Islamic Center of Daejeon (ICD; ) was established in December 2006 and located in Yuseong-gu, Daejeon, South Korea. It lies in the midst of a triangle containing Korea Advanced Institute of Science and Technology (KAIST), Information and Communication University and Chungnam National University. The closest Daejeon metro station is Wolpyeong (KAIST).

==Background==
- Dec. 2006, with the help of Korean Muslim Federation (KMF) and donations of the Muslims in the city, the ICD was established inside a rented floor in Kung-Dong, Yuseong-gu.
- 29 Dec. 2006, The first Eid prayer of Eid-ul-fitr was offered.
- Jan. 2007, First Adhoc Volunteer Council was formed, and Presidential Elections were held.
- Jan. 2007, The Constitution of ICD was promulgated.
- Jan. 2007, Saturday Islamic Study Circle was established.
- Jun. 2007, Official inauguration by KMF and ambassadors of Muslim countries.
- Jan. 2008, Availability of Halal meat in ICD.
- Jun. 2008, Availability of all types of Halal food in ICD.
- Jul. 2009, 1st Constitutional Amendment was promulgated.
- Aug. 2009, Second Adhoc Volunteer Council was formed, and Presidential Elections were held.
- 27 Sep. 2009, The Branch of ICD was established inside a rented floor in downtown of Daejeon by Indonesian Muslim Community (IMNIDA)
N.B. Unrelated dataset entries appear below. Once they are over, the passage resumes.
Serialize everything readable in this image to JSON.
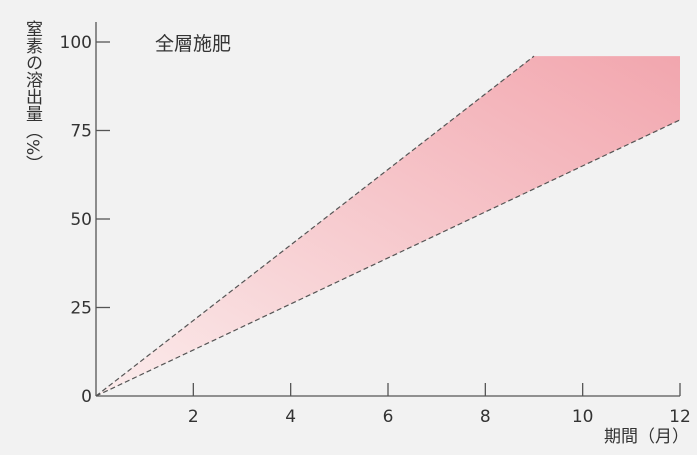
{
  "chart_data": {
    "type": "area",
    "title": "全層施肥",
    "xlabel": "期間（月）",
    "ylabel": "窒素の溶出量（%）",
    "xlim": [
      0,
      12
    ],
    "ylim": [
      0,
      100
    ],
    "x_ticks": [
      2,
      4,
      6,
      8,
      10,
      12
    ],
    "x_tick_labels": [
      "2",
      "4",
      "6",
      "8",
      "10",
      "12"
    ],
    "y_ticks": [
      0,
      25,
      50,
      75,
      100
    ],
    "y_tick_labels": [
      "0",
      "25",
      "50",
      "75",
      "100"
    ],
    "band_ceiling": 96,
    "series": [
      {
        "values": [
          [
            0,
            0
          ],
          [
            9,
            96
          ]
        ]
      },
      {
        "values": [
          [
            0,
            0
          ],
          [
            12,
            78
          ]
        ]
      }
    ],
    "grid": false,
    "colors": {
      "band": "#f2a6ae",
      "band_light": "#fbecec",
      "axis": "#555555",
      "boundary": "#555555"
    }
  }
}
- Dec. 2009, 2nd, 3rd & 4th Constitutional Amendments were promulgated.
- Aug. 2010, Islamic School for Muslim Children was established.
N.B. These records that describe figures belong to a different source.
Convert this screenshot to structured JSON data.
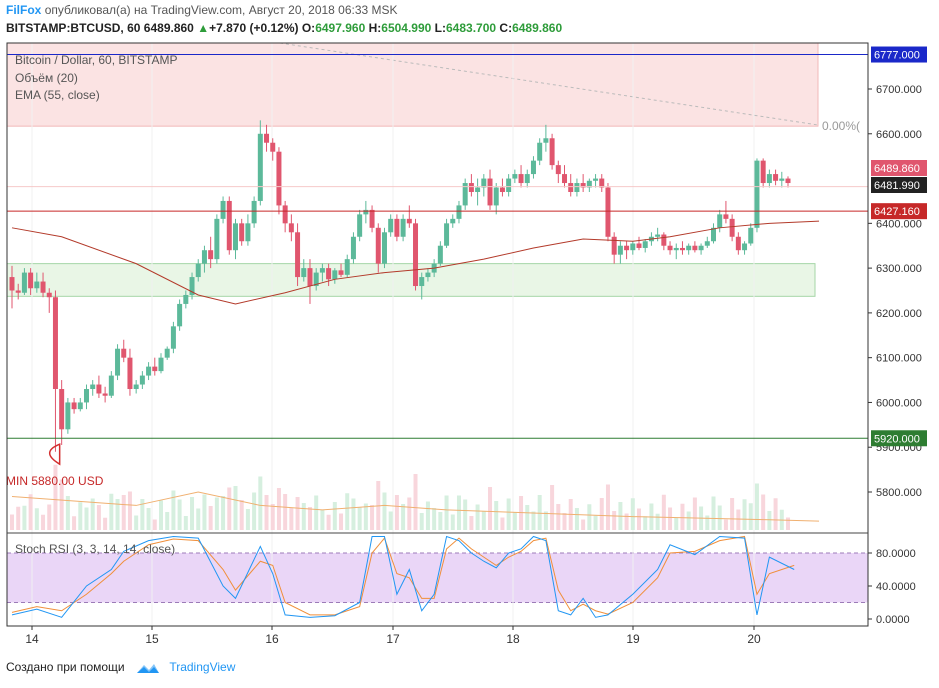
{
  "header": {
    "brand": "FilFox",
    "published": "опубликовал(а) на TradingView.com, Август 20, 2018 06:33 MSK",
    "symbol": "BITSTAMP:BTCUSD, 60",
    "last": "6489.860",
    "change": "+7.870 (+0.12%)",
    "o_label": "O:",
    "o_val": "6497.960",
    "h_label": "H:",
    "h_val": "6504.990",
    "l_label": "L:",
    "l_val": "6483.700",
    "c_label": "C:",
    "c_val": "6489.860"
  },
  "legend": {
    "title": "Bitcoin / Dollar, 60, BITSTAMP",
    "volume": "Объём (20)",
    "ema": "EMA (55, close)",
    "rsi": "Stoch RSI (3, 3, 14, 14, close)"
  },
  "annotations": {
    "min_label": "MIN 5880.00 USD",
    "fib_label": "0.00%("
  },
  "footer": {
    "created": "Создано при помощи",
    "brand": "TradingView"
  },
  "colors": {
    "up": "#5cb99a",
    "down": "#e0566e",
    "ema": "#b33a2a",
    "rsi_k": "#2196f3",
    "rsi_d": "#f08f3a",
    "resistance": "#1a28c9",
    "support": "#2e7d32",
    "redline": "#c62828"
  },
  "chart_data": {
    "type": "candlestick",
    "x_ticks": [
      "14",
      "15",
      "16",
      "17",
      "18",
      "19",
      "20"
    ],
    "y_ticks": [
      "6700.000",
      "6600.000",
      "6400.000",
      "6300.000",
      "6200.000",
      "6100.000",
      "6000.000",
      "5900.000",
      "5800.000"
    ],
    "ylim": [
      5720,
      6800
    ],
    "price_labels": {
      "resistance": "6777.000",
      "last": "6489.860",
      "prev": "6481.990",
      "redline": "6427.160",
      "support": "5920.000"
    },
    "levels": {
      "resistance": 6777,
      "redline": 6427.16,
      "support": 5920,
      "fib_top": 6617,
      "fib_bottom": 6800,
      "zone_top": 6310,
      "zone_bottom": 6237,
      "min": 5880
    },
    "rsi_ticks": [
      "80.0000",
      "40.0000",
      "0.0000"
    ],
    "rsi_levels": [
      80,
      20
    ],
    "ohlc": [
      [
        6280,
        6305,
        6210,
        6250
      ],
      [
        6250,
        6265,
        6230,
        6245
      ],
      [
        6245,
        6300,
        6240,
        6290
      ],
      [
        6290,
        6300,
        6240,
        6255
      ],
      [
        6255,
        6290,
        6245,
        6270
      ],
      [
        6270,
        6290,
        6235,
        6245
      ],
      [
        6245,
        6255,
        6200,
        6235
      ],
      [
        6235,
        6250,
        5890,
        6030
      ],
      [
        6030,
        6050,
        5905,
        5940
      ],
      [
        5940,
        6010,
        5930,
        6000
      ],
      [
        6000,
        6010,
        5975,
        5985
      ],
      [
        5985,
        6010,
        5980,
        6000
      ],
      [
        6000,
        6040,
        5985,
        6030
      ],
      [
        6030,
        6050,
        6015,
        6040
      ],
      [
        6040,
        6060,
        6010,
        6020
      ],
      [
        6020,
        6035,
        6000,
        6015
      ],
      [
        6015,
        6070,
        6010,
        6060
      ],
      [
        6060,
        6130,
        6050,
        6120
      ],
      [
        6120,
        6140,
        6090,
        6100
      ],
      [
        6100,
        6120,
        6015,
        6030
      ],
      [
        6030,
        6050,
        6020,
        6040
      ],
      [
        6040,
        6070,
        6030,
        6060
      ],
      [
        6060,
        6090,
        6050,
        6080
      ],
      [
        6080,
        6100,
        6060,
        6070
      ],
      [
        6070,
        6110,
        6065,
        6100
      ],
      [
        6100,
        6125,
        6095,
        6120
      ],
      [
        6120,
        6180,
        6110,
        6170
      ],
      [
        6170,
        6230,
        6160,
        6220
      ],
      [
        6220,
        6250,
        6210,
        6240
      ],
      [
        6240,
        6290,
        6230,
        6280
      ],
      [
        6280,
        6320,
        6270,
        6310
      ],
      [
        6310,
        6350,
        6290,
        6340
      ],
      [
        6340,
        6370,
        6300,
        6320
      ],
      [
        6320,
        6420,
        6310,
        6410
      ],
      [
        6410,
        6460,
        6400,
        6450
      ],
      [
        6450,
        6460,
        6330,
        6340
      ],
      [
        6340,
        6410,
        6320,
        6400
      ],
      [
        6400,
        6410,
        6350,
        6360
      ],
      [
        6360,
        6420,
        6350,
        6400
      ],
      [
        6400,
        6460,
        6390,
        6450
      ],
      [
        6450,
        6630,
        6440,
        6600
      ],
      [
        6600,
        6620,
        6560,
        6580
      ],
      [
        6580,
        6590,
        6540,
        6560
      ],
      [
        6560,
        6570,
        6420,
        6440
      ],
      [
        6440,
        6450,
        6380,
        6400
      ],
      [
        6400,
        6420,
        6360,
        6380
      ],
      [
        6380,
        6400,
        6260,
        6280
      ],
      [
        6280,
        6320,
        6270,
        6300
      ],
      [
        6300,
        6320,
        6220,
        6260
      ],
      [
        6260,
        6300,
        6250,
        6290
      ],
      [
        6290,
        6310,
        6270,
        6300
      ],
      [
        6300,
        6310,
        6260,
        6275
      ],
      [
        6275,
        6300,
        6265,
        6295
      ],
      [
        6295,
        6310,
        6280,
        6285
      ],
      [
        6285,
        6330,
        6280,
        6320
      ],
      [
        6320,
        6380,
        6310,
        6370
      ],
      [
        6370,
        6430,
        6360,
        6420
      ],
      [
        6420,
        6450,
        6400,
        6430
      ],
      [
        6430,
        6440,
        6380,
        6390
      ],
      [
        6390,
        6400,
        6290,
        6310
      ],
      [
        6310,
        6390,
        6300,
        6380
      ],
      [
        6380,
        6420,
        6370,
        6410
      ],
      [
        6410,
        6420,
        6360,
        6370
      ],
      [
        6370,
        6420,
        6360,
        6410
      ],
      [
        6410,
        6440,
        6390,
        6400
      ],
      [
        6400,
        6410,
        6250,
        6260
      ],
      [
        6260,
        6290,
        6230,
        6280
      ],
      [
        6280,
        6300,
        6270,
        6290
      ],
      [
        6290,
        6320,
        6280,
        6310
      ],
      [
        6310,
        6360,
        6305,
        6350
      ],
      [
        6350,
        6410,
        6345,
        6400
      ],
      [
        6400,
        6420,
        6390,
        6410
      ],
      [
        6410,
        6450,
        6400,
        6440
      ],
      [
        6440,
        6500,
        6430,
        6490
      ],
      [
        6490,
        6510,
        6460,
        6470
      ],
      [
        6470,
        6500,
        6440,
        6480
      ],
      [
        6480,
        6510,
        6460,
        6500
      ],
      [
        6500,
        6520,
        6430,
        6440
      ],
      [
        6440,
        6490,
        6420,
        6480
      ],
      [
        6480,
        6500,
        6460,
        6470
      ],
      [
        6470,
        6510,
        6460,
        6500
      ],
      [
        6500,
        6520,
        6490,
        6510
      ],
      [
        6510,
        6530,
        6480,
        6490
      ],
      [
        6490,
        6520,
        6480,
        6510
      ],
      [
        6510,
        6550,
        6500,
        6540
      ],
      [
        6540,
        6590,
        6530,
        6580
      ],
      [
        6580,
        6620,
        6560,
        6590
      ],
      [
        6590,
        6600,
        6520,
        6530
      ],
      [
        6530,
        6540,
        6490,
        6510
      ],
      [
        6510,
        6530,
        6480,
        6490
      ],
      [
        6490,
        6510,
        6460,
        6470
      ],
      [
        6470,
        6500,
        6460,
        6490
      ],
      [
        6490,
        6510,
        6470,
        6480
      ],
      [
        6480,
        6500,
        6470,
        6495
      ],
      [
        6495,
        6510,
        6480,
        6500
      ],
      [
        6500,
        6510,
        6470,
        6480
      ],
      [
        6480,
        6490,
        6360,
        6370
      ],
      [
        6370,
        6380,
        6310,
        6330
      ],
      [
        6330,
        6360,
        6310,
        6350
      ],
      [
        6350,
        6360,
        6320,
        6340
      ],
      [
        6340,
        6360,
        6330,
        6355
      ],
      [
        6355,
        6370,
        6340,
        6345
      ],
      [
        6345,
        6365,
        6335,
        6360
      ],
      [
        6360,
        6380,
        6350,
        6370
      ],
      [
        6370,
        6390,
        6360,
        6375
      ],
      [
        6375,
        6380,
        6340,
        6350
      ],
      [
        6350,
        6360,
        6330,
        6340
      ],
      [
        6340,
        6355,
        6320,
        6345
      ],
      [
        6345,
        6360,
        6330,
        6340
      ],
      [
        6340,
        6355,
        6330,
        6350
      ],
      [
        6350,
        6360,
        6335,
        6340
      ],
      [
        6340,
        6355,
        6330,
        6350
      ],
      [
        6350,
        6370,
        6345,
        6360
      ],
      [
        6360,
        6400,
        6355,
        6390
      ],
      [
        6390,
        6430,
        6380,
        6420
      ],
      [
        6420,
        6450,
        6400,
        6410
      ],
      [
        6410,
        6420,
        6360,
        6370
      ],
      [
        6370,
        6380,
        6330,
        6340
      ],
      [
        6340,
        6360,
        6330,
        6355
      ],
      [
        6355,
        6400,
        6350,
        6390
      ],
      [
        6390,
        6545,
        6380,
        6540
      ],
      [
        6540,
        6545,
        6480,
        6490
      ],
      [
        6490,
        6520,
        6480,
        6510
      ],
      [
        6510,
        6520,
        6485,
        6495
      ],
      [
        6495,
        6515,
        6480,
        6500
      ],
      [
        6500,
        6505,
        6480,
        6490
      ]
    ],
    "ema": [
      [
        0,
        6390
      ],
      [
        8,
        6370
      ],
      [
        20,
        6310
      ],
      [
        30,
        6240
      ],
      [
        36,
        6220
      ],
      [
        44,
        6245
      ],
      [
        52,
        6275
      ],
      [
        60,
        6290
      ],
      [
        68,
        6300
      ],
      [
        76,
        6320
      ],
      [
        84,
        6345
      ],
      [
        92,
        6365
      ],
      [
        100,
        6360
      ],
      [
        106,
        6370
      ],
      [
        114,
        6390
      ],
      [
        122,
        6400
      ],
      [
        130,
        6405
      ]
    ],
    "volume_avg": [
      [
        0,
        5790
      ],
      [
        10,
        5780
      ],
      [
        20,
        5770
      ],
      [
        30,
        5800
      ],
      [
        40,
        5770
      ],
      [
        50,
        5760
      ],
      [
        60,
        5770
      ],
      [
        70,
        5760
      ],
      [
        80,
        5755
      ],
      [
        90,
        5750
      ],
      [
        100,
        5745
      ],
      [
        110,
        5742
      ],
      [
        122,
        5738
      ],
      [
        130,
        5735
      ]
    ],
    "stoch_rsi_k": [
      [
        0,
        5
      ],
      [
        4,
        12
      ],
      [
        8,
        2
      ],
      [
        12,
        40
      ],
      [
        16,
        60
      ],
      [
        18,
        82
      ],
      [
        22,
        95
      ],
      [
        26,
        100
      ],
      [
        30,
        98
      ],
      [
        34,
        40
      ],
      [
        36,
        25
      ],
      [
        40,
        88
      ],
      [
        42,
        55
      ],
      [
        44,
        5
      ],
      [
        48,
        2
      ],
      [
        52,
        4
      ],
      [
        56,
        20
      ],
      [
        58,
        100
      ],
      [
        60,
        100
      ],
      [
        62,
        30
      ],
      [
        64,
        60
      ],
      [
        66,
        10
      ],
      [
        68,
        30
      ],
      [
        70,
        100
      ],
      [
        72,
        95
      ],
      [
        74,
        80
      ],
      [
        76,
        70
      ],
      [
        78,
        62
      ],
      [
        80,
        80
      ],
      [
        82,
        85
      ],
      [
        84,
        100
      ],
      [
        86,
        95
      ],
      [
        88,
        10
      ],
      [
        90,
        5
      ],
      [
        92,
        25
      ],
      [
        94,
        2
      ],
      [
        96,
        5
      ],
      [
        100,
        30
      ],
      [
        104,
        60
      ],
      [
        106,
        90
      ],
      [
        110,
        78
      ],
      [
        114,
        100
      ],
      [
        118,
        98
      ],
      [
        120,
        5
      ],
      [
        122,
        75
      ],
      [
        126,
        60
      ]
    ],
    "stoch_rsi_d": [
      [
        0,
        8
      ],
      [
        4,
        15
      ],
      [
        8,
        10
      ],
      [
        12,
        30
      ],
      [
        16,
        55
      ],
      [
        18,
        70
      ],
      [
        22,
        90
      ],
      [
        26,
        97
      ],
      [
        30,
        95
      ],
      [
        34,
        60
      ],
      [
        36,
        35
      ],
      [
        40,
        70
      ],
      [
        42,
        65
      ],
      [
        44,
        20
      ],
      [
        48,
        5
      ],
      [
        52,
        5
      ],
      [
        56,
        15
      ],
      [
        58,
        80
      ],
      [
        60,
        98
      ],
      [
        62,
        55
      ],
      [
        64,
        50
      ],
      [
        66,
        25
      ],
      [
        68,
        25
      ],
      [
        70,
        85
      ],
      [
        72,
        98
      ],
      [
        74,
        85
      ],
      [
        76,
        75
      ],
      [
        78,
        65
      ],
      [
        80,
        75
      ],
      [
        82,
        82
      ],
      [
        84,
        95
      ],
      [
        86,
        98
      ],
      [
        88,
        35
      ],
      [
        90,
        10
      ],
      [
        92,
        18
      ],
      [
        94,
        10
      ],
      [
        96,
        6
      ],
      [
        100,
        20
      ],
      [
        104,
        50
      ],
      [
        106,
        80
      ],
      [
        110,
        82
      ],
      [
        114,
        95
      ],
      [
        118,
        100
      ],
      [
        120,
        30
      ],
      [
        122,
        55
      ],
      [
        126,
        65
      ]
    ]
  }
}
- Dec. 2010, Third Adhoc Volunteer Council was formed, and Presidential Elections were held.
- Dec. 2010, 5th, 6th & 7th Amendments to ICD Constitution were promulgated.
- May. 2011, With the help of Al-Huda Islamic Society (Registered), the contract for Permanent Masjid building was signed.
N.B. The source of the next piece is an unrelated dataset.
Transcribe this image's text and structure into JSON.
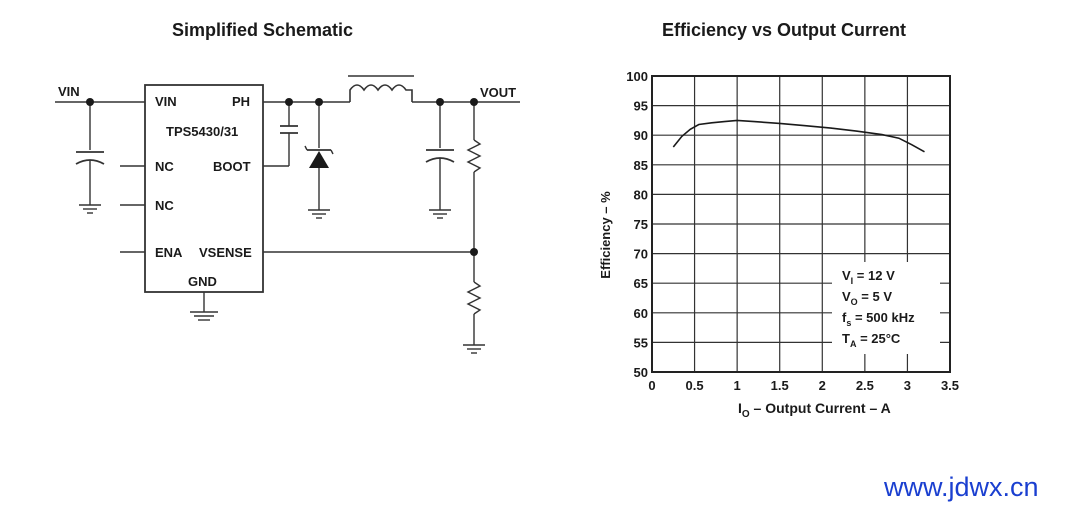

- Oct. 2011, The full payment was made for the Islamic Center Building.
- Dec. 2011, The Phase 1 renovations including full renovation of basement, and temporary renovation of second and third floor was done.
- Dec. 2011, On the completion of phase 1 renovations, on 12 December, the Islamic Center moved to the permanent building

==Activities==
The management of ICD is divided into sub-committees. Some tasks carried out by these are:

- President (Ameer of the Islamic Center)
- Secretary General (Managerial Superintendent of the Islamic Center)
- Event Services and Management Team (Responsible for organizing and manage all the events held at Islamic Center)
- Finance Committee (Running the rented mosque, Gathering donations for permanent mosque etc.)
- Dawa Committee (Daily Prayers, Juma Prayers, Ramadan Tarawih Prayers, Etikaf (إعتكاف), Weekend Dars, Library, Monthly Night, Yearly Convention, Welcome/Farewell Parties, Ramadan Iftars, Arabic Lessons, Weekend Football)
- Service Committee (Management and Maintenance of the Masjid & Entertainment at Events)
- Halal Food Service (Provision of Halal Food to the Muslim Community in Daejeon)

==Current==
The ICD procured a venue for a permanent mosque in Daejeon. The Islamic Center of Daejeon (ICD/ Daejeon Mosque), is a relatively large Mosque of several floors, occupying a converted residential building. There is a full-time imam, Dr. Ehsanullah Mirza, with the five daily prayers being prayed in congregation, and other social needs being met, such as marriages being conducted, the provision of counselling, Islamic education, and assistance to understand Islam. The second floor also has a room dedicated for women.